Following a 2-week period, the marginal tissues adapted to the initial impulse, and the cervical volume was increased to the ideal triangular cross-sectional shape of a natural central incisor (Figure 15). The patient consented to the aesthetic correction of the malpositioned right lateral incisor with composite, which preserved the option for subsequent orthodontic treatment (Figure 16). To transfer the developed emergence profile into the master model (Figure 17), a standard impression coping was modified with acrylic (Figure 18). A putty key of the waxup on the master model allowed the casting of an individualized abutment structure that would properly support the porcelain-fused-to-metal (PFM) restoration. The definitive restoration exhibited an acceptable marginal tissue contour and formation of proximal papillae when compared with the adjacent natural teeth (Figure 19).

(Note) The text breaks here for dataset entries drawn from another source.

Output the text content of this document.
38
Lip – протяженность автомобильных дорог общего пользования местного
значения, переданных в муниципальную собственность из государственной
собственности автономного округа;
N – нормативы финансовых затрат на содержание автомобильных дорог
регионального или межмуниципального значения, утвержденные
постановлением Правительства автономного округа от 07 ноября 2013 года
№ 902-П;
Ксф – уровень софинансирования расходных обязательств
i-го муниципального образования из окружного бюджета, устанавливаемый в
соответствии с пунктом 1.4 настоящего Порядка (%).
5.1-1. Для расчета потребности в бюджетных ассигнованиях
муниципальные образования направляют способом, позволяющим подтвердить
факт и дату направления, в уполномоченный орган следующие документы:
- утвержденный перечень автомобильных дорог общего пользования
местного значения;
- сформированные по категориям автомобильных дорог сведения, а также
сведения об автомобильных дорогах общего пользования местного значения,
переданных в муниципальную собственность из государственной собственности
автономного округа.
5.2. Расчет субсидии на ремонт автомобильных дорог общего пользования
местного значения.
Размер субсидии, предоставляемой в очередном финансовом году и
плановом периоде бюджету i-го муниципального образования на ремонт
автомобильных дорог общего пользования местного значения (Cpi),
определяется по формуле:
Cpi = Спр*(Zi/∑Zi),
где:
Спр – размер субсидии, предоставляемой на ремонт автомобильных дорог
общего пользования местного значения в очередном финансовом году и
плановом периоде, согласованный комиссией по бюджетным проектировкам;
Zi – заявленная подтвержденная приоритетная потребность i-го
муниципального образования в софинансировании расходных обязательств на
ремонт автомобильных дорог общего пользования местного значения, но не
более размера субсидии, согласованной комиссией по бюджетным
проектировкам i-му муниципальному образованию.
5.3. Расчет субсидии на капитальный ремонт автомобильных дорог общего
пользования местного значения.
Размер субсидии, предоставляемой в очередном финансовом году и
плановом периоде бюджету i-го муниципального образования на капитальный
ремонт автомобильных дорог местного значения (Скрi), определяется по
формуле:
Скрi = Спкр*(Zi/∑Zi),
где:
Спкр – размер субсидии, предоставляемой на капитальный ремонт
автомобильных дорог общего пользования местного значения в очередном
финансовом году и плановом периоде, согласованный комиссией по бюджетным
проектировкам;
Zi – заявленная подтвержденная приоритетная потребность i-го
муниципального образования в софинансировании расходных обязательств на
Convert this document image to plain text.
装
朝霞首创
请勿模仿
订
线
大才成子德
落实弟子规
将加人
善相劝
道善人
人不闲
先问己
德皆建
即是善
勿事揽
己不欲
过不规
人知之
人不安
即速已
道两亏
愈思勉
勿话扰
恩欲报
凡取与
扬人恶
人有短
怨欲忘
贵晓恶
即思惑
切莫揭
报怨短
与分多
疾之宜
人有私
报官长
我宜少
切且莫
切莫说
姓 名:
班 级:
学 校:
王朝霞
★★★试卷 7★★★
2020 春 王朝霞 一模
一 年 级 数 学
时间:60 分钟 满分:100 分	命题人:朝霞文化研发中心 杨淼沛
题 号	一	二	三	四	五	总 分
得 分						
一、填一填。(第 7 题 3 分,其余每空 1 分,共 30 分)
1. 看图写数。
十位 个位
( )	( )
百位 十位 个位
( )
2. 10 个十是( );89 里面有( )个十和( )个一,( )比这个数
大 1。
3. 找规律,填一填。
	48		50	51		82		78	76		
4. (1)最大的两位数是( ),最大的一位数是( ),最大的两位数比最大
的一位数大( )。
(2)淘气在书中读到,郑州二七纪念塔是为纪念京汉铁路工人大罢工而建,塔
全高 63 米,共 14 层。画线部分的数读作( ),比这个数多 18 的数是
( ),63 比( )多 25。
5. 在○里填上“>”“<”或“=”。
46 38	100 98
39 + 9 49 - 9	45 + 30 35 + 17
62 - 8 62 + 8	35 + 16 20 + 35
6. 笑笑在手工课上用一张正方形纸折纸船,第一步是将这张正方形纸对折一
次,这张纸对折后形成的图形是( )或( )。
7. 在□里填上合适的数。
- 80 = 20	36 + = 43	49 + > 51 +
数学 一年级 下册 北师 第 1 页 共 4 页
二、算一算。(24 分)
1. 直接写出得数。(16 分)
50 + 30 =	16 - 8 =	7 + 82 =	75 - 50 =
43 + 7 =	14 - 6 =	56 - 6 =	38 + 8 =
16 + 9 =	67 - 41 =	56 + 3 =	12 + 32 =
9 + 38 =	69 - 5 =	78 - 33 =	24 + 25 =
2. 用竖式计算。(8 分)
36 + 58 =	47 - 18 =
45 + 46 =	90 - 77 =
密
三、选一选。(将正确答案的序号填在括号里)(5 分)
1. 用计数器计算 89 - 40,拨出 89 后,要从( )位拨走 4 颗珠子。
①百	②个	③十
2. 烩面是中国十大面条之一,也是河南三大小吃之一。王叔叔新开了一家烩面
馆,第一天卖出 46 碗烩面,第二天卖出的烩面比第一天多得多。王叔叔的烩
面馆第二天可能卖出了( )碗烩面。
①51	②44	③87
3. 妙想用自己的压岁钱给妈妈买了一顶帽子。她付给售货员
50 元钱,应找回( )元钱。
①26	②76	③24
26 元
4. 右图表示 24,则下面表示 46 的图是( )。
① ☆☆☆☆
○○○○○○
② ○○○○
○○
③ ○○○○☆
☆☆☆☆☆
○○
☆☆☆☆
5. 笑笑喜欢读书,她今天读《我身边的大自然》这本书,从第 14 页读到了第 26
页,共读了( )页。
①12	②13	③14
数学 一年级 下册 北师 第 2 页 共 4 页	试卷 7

With comprehensive treatment planning and a careful surgical and restorative approach, a relatively predictable aesthetic result can be achieved even in patients with compromised implant sites. Single-tooth implant sites with adjacent natural teeth that present a healthy periodontal ligament (i.e., full papilla, scallop-shaped bone, and soft tissue) can be restored and maintained with an ideal aesthetic outcome as the periodontium of the natural teeth will support the bone level superior to the implant-abutment interface. If the periodontium of the natural teeth is compromised and gingival recession is present, however, the aesthetic outcome of the single-tooth implant restoration will exhibit similar features as multiple-implant sites and demonstrate an unpredictable aesthetic result.
Treatment of the anterior maxilla with implant-supported restorations remains a challenge and requires thorough treatment planning between the oral surgeon and the prosthodontist, particularly if the area of the deficient teeth is compromised by additional tissue loss. Fabrication of a waxup and a detailed stent for the implant placement appear to be helpful initial steps. A conservative treatment using primarily pressure to form the marginal tissues to the desired shape appears to improve the predictability of achieving an aesthetic result - even with compromised patients. In order to improve the long-term stability of such results, however, the interface between implants and abutments may require reconsideration.